Since then, I have pursued shark and ray research and use my findings to raise awareness of the plight of these...

PROJECT LOCATION : Andaman Islands, India
Project details

Characterizing potential nursery habitats for giant guitarfish and other rays.

Key objective

To determine what makes the shallow coastal waters of the Andaman Islands important nurseries for endangered giant guitarfish and rays and to use these characteristics to identify more such nurseries. We will also use these findings to highlight nurseries that require urgent conservation measures.

Why is this important

The Critically Endangered giant guitarfish and other heavily fished rays are still not protected under the Indian Wildlife (Protection) Act. This is often due to lack of knowledge pertaining to their status, requirements and distribution, which makes it difficult for administrations to plan and enforce conservation measures. This project aims to determine critical habitat requirements and threats to juvenile giant guitarfish and other rays in the Andaman Islands, which could help to direct conservation efforts.


India supports one of the world’s largest shark and ray fisheries and this has led to drastic population declines of already threatened members of this group, such as giant guitarfish and some rays. Despite these worrying trends, these species remain unprotected under the Indian Wildlife (Protection) Act and continue to be exploited in the country’s waters.

 The lack of biological and ecological information about these species is one of the factors hindering their conservation. By identifying locations that are important to their survival, we can direct conservation initiatives to protect more effectively the species and the habitats they depend on. The Andaman Islands represent one of these locations. Studies from the islands have highlighted the diversity of giant guitarfish and other rays in these waters and have also shown that the juveniles of some species aggregate in shallow coastal waters. Given the rapid development that the islands are going through, it is important to identify and characterise how species use the habitats in these coastal regions before they are lost along with the species that depend on them.
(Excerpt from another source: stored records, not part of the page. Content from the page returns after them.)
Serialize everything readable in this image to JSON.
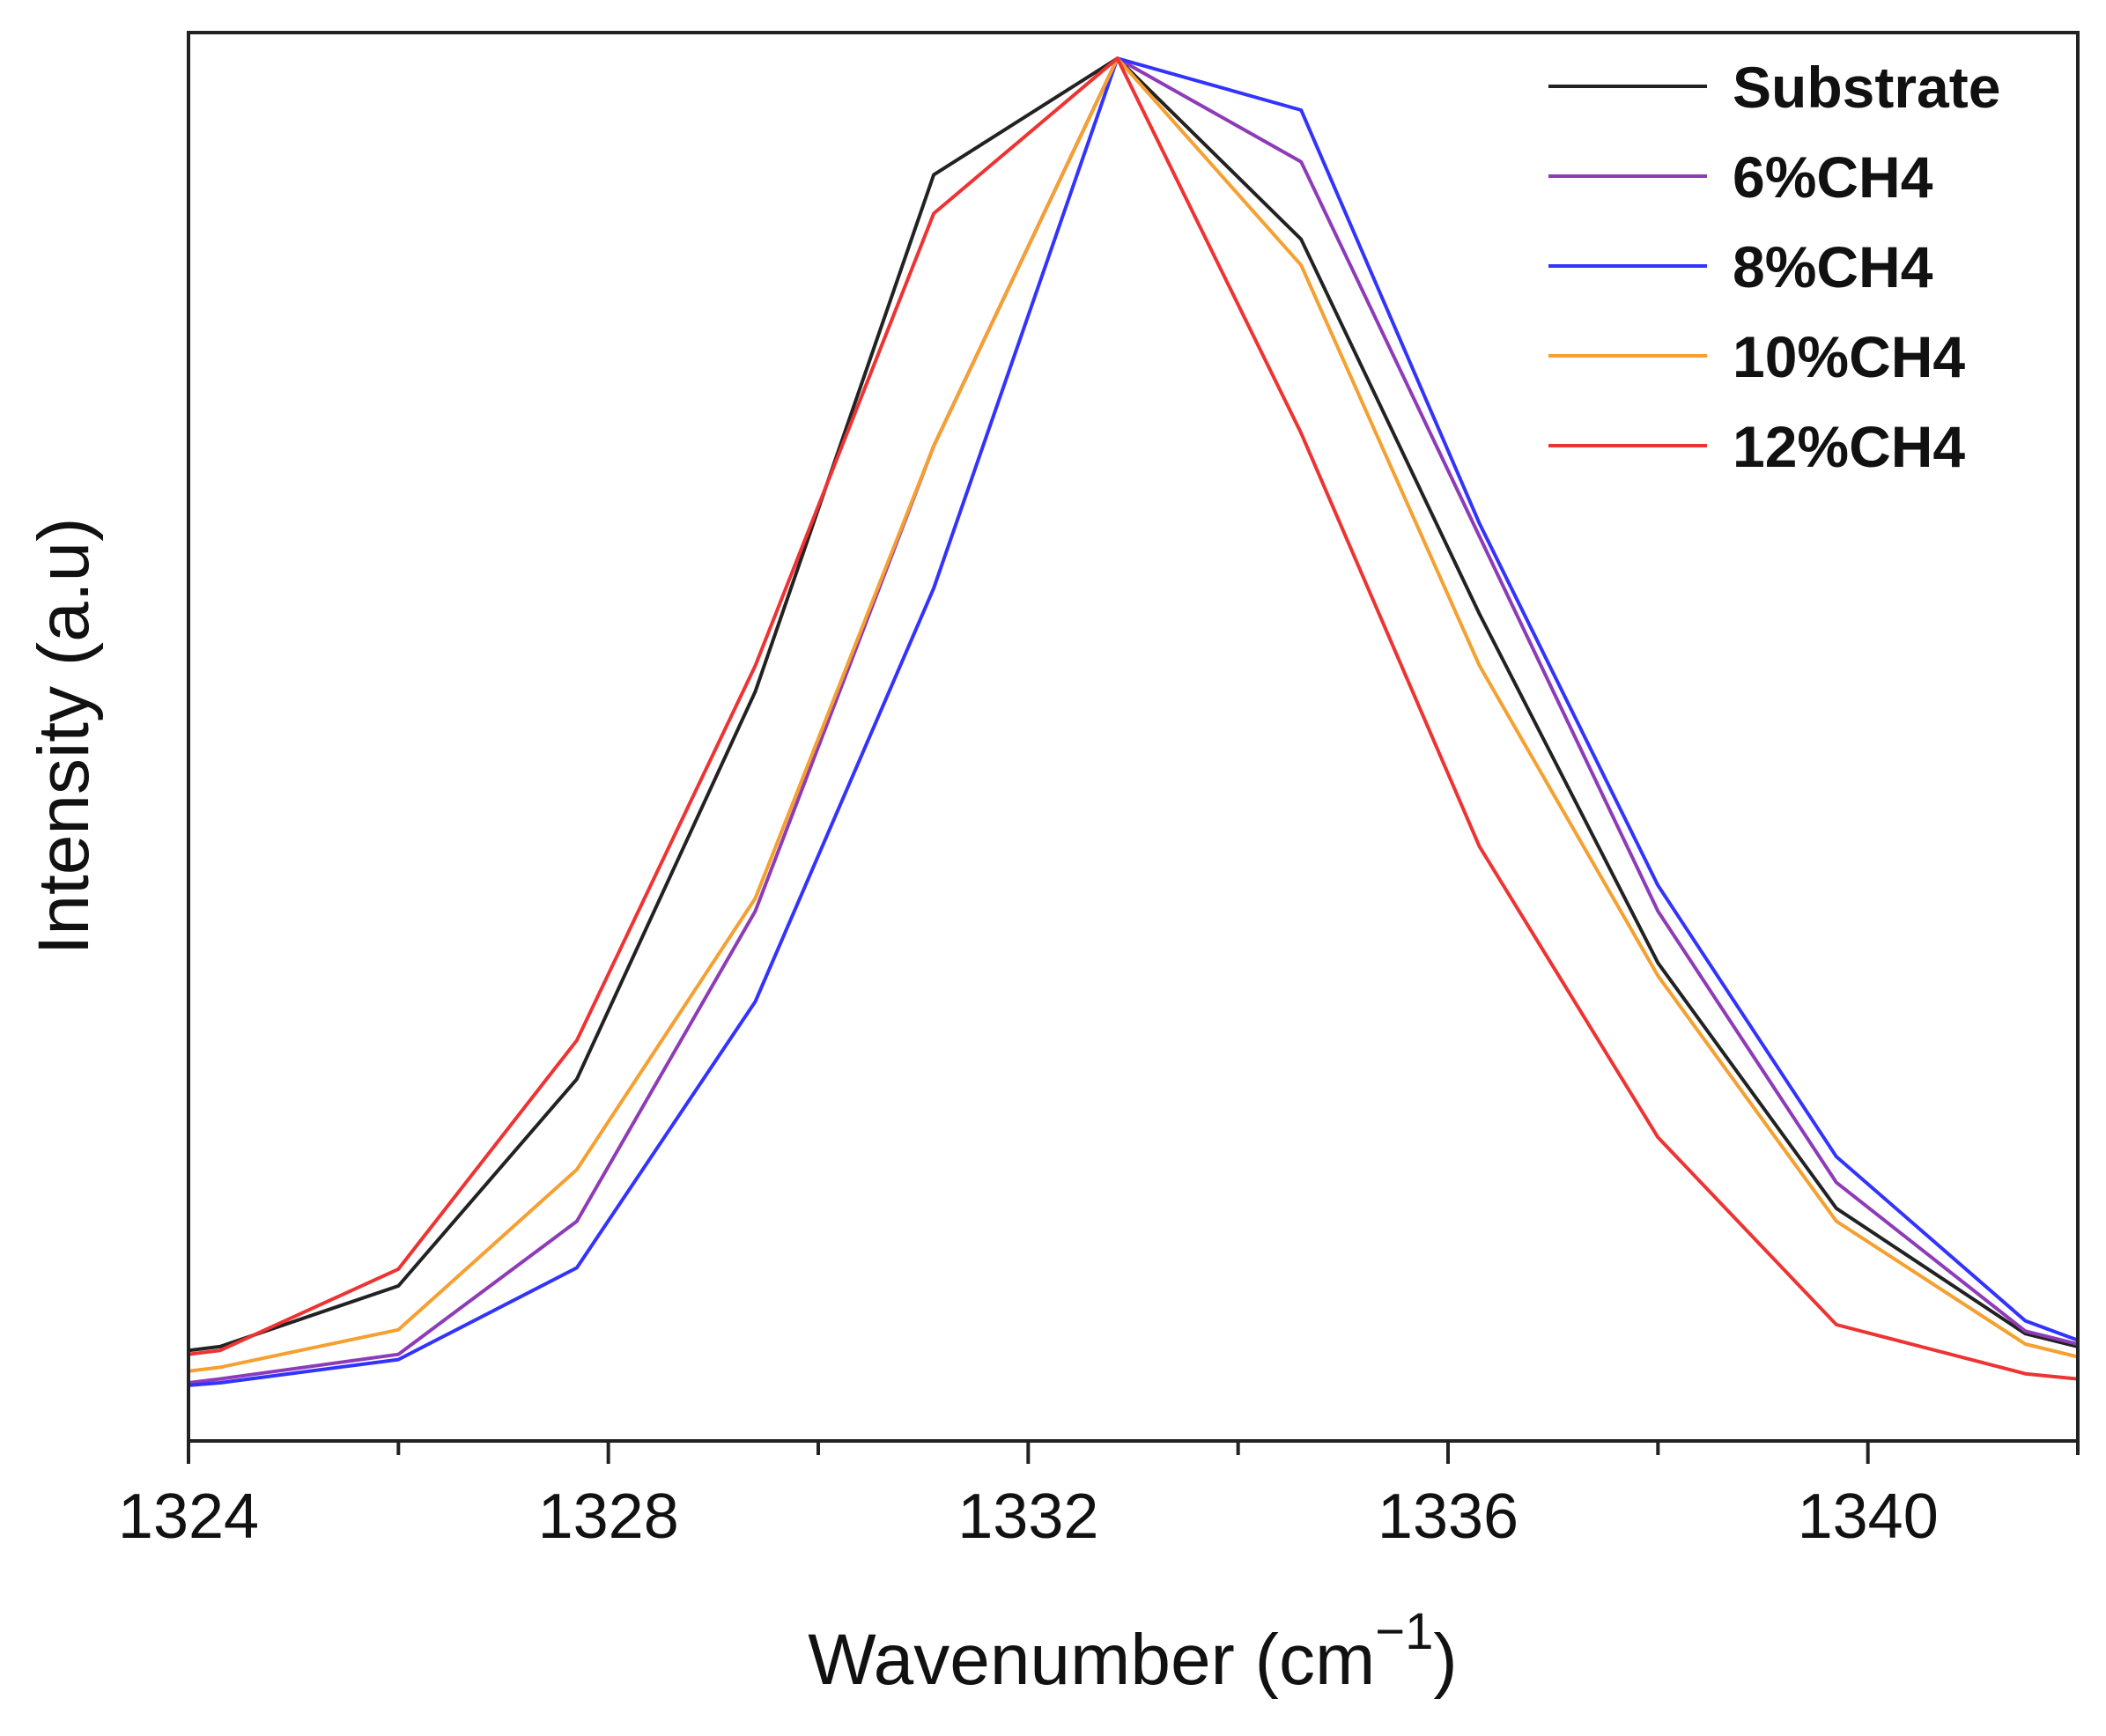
{
  "chart_data": {
    "type": "line",
    "title": "",
    "xlabel": "Wavenumber (cm",
    "xlabel_superscript": "−1",
    "xlabel_close": ")",
    "ylabel": "Intensity (a.u)",
    "xlim": [
      1324,
      1342
    ],
    "ylim": [
      -0.07,
      1.02
    ],
    "x_ticks": [
      1324,
      1328,
      1332,
      1336,
      1340
    ],
    "x_minor_ticks": [
      1326,
      1330,
      1334,
      1338,
      1342
    ],
    "y_ticks_shown": false,
    "grid": false,
    "legend_position": "top-right",
    "x": [
      1324.0,
      1324.3,
      1326.0,
      1327.7,
      1329.4,
      1331.1,
      1332.85,
      1334.6,
      1336.3,
      1338.0,
      1339.7,
      1341.5,
      1342.0
    ],
    "series": [
      {
        "name": "Substrate",
        "color": "#222222",
        "values": [
          0.0,
          0.003,
          0.05,
          0.21,
          0.51,
          0.91,
          1.0,
          0.86,
          0.57,
          0.3,
          0.11,
          0.013,
          0.003
        ]
      },
      {
        "name": "6%CH4",
        "color": "#8e3bb8",
        "values": [
          -0.025,
          -0.022,
          -0.003,
          0.1,
          0.34,
          0.7,
          1.0,
          0.92,
          0.63,
          0.34,
          0.13,
          0.015,
          0.005
        ]
      },
      {
        "name": "8%CH4",
        "color": "#3333ff",
        "values": [
          -0.027,
          -0.025,
          -0.007,
          0.064,
          0.27,
          0.59,
          1.0,
          0.96,
          0.64,
          0.36,
          0.15,
          0.023,
          0.008
        ]
      },
      {
        "name": "10%CH4",
        "color": "#f5a030",
        "values": [
          -0.016,
          -0.013,
          0.016,
          0.14,
          0.35,
          0.7,
          1.0,
          0.84,
          0.53,
          0.29,
          0.1,
          0.005,
          -0.005
        ]
      },
      {
        "name": "12%CH4",
        "color": "#ee3333",
        "values": [
          -0.003,
          0.0,
          0.063,
          0.24,
          0.53,
          0.88,
          1.0,
          0.71,
          0.39,
          0.165,
          0.02,
          -0.018,
          -0.022
        ]
      }
    ]
  }
}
This assessment will also provide data that could facilitate the addition of these species to the Indian Wildlife (Protection) Act.

Although the conservation of sharks and rays in India is still in its infancy, a similar approach to what we propose has been well received and already implemented for sea turtle conservation. Turtle nesting beaches across the country have been designated as protected areas and receive focused conservation attention that has helped to protect the turtles and the coastal areas they depend on.

Aims & objectives
  • To provide estimates of the number of juvenile giant guitarfish and other rays at aggregation sites across the Andaman Islands. This will help us compare to what extent each site contributes to these species’ local populations and prioritise the importance of these locations to the species.
  • To characterise each of the above-mentioned sites and identify key habitat features that are common to sites that support a high abundance of juvenile giant guitarfish and rays. This will be used to identify new sites with the same habitat characteristics and we will conduct surveys to determine if they also support a high abundance of these species.
  • To assess the magnitude of human disturbance at each site and try to evaluate the effect that it may have on the number of juvenile giant guitarfish and rays at the sites.